ECLI:NL:PHR:2013:BZ2864
Parket bij de Hoge Raad
- Rechtspraak.nl
Compensatie bij langdurige vertraging van vluchten op basis van Verordening (EG) Nr. 261/2004
In deze zaak, die betrekking heeft op het recht op compensatie bij langdurige vertraging van een vlucht, wordt een aanvullende conclusie gepresenteerd na een eerdere aanhouding van de procedure door de Hoge Raad in afwachting van een uitspraak van het Hof van Justitie van de Europese Unie (HvJEU). De zaak betreft Martinair Holland N.V. en is van belang voor passagiers die te maken hebben met vertragingen van drie uur of meer, zoals geregeld in de Verordening (EG) Nr. 261/2004. De Hoge Raad had eerder op 15 juni 2012 besloten de procedure aan te houden totdat het HvJEU uitspraak zou doen in de gevoegde zaken C-581/10 (Nelson) en C-629/10 (TUI Travel).

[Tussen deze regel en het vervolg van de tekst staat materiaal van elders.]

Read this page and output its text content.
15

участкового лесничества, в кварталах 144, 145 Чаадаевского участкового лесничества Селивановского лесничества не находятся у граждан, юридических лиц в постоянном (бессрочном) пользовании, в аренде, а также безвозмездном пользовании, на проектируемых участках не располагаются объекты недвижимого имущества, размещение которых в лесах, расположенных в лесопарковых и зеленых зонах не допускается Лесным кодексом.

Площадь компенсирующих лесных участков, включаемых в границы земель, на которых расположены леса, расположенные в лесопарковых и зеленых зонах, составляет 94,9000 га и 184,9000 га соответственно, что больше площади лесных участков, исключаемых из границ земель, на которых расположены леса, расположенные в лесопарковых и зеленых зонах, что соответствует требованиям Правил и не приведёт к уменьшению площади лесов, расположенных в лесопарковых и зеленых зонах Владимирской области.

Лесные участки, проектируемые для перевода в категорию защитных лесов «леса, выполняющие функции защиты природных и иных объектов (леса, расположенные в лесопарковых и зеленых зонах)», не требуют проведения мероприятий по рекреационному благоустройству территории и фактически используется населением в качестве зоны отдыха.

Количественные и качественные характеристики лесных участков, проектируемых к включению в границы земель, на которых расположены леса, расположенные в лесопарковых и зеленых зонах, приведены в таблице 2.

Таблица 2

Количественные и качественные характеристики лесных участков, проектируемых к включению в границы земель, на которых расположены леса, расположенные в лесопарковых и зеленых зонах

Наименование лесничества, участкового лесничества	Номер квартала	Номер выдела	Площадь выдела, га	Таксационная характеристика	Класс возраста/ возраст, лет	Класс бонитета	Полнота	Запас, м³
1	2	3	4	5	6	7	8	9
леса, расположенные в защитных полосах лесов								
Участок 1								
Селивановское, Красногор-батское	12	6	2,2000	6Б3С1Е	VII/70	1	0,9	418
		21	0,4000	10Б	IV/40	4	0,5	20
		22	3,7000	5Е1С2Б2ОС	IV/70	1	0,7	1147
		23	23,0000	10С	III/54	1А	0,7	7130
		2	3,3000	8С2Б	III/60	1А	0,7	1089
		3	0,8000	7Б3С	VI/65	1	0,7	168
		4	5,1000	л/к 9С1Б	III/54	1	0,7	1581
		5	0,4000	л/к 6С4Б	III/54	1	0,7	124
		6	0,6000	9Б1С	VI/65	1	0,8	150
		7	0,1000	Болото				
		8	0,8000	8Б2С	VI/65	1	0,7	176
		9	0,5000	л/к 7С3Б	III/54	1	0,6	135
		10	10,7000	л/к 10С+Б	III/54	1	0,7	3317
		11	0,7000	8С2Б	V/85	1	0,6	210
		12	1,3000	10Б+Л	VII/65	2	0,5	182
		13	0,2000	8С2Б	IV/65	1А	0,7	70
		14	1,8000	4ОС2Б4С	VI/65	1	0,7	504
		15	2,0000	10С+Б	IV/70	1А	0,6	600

De relevante feiten en het procesverloop zijn eerder uiteengezet in een conclusie van 11 mei 2012, waarin werd geconcludeerd tot verwerping van het cassatieberoep. De Hoge Raad oordeelde dat de bijzondere omstandigheden van deze zaak rechtvaardigen dat de uitspraak wordt aangehouden. Na de prejudiciële beslissing van het HvJEU op 23 oktober 2012, waarin werd bevestigd dat passagiers recht hebben op compensatie bij langdurige vertraging, is de advocaat van Martinair niet verder gegaan met schriftelijke toelichting.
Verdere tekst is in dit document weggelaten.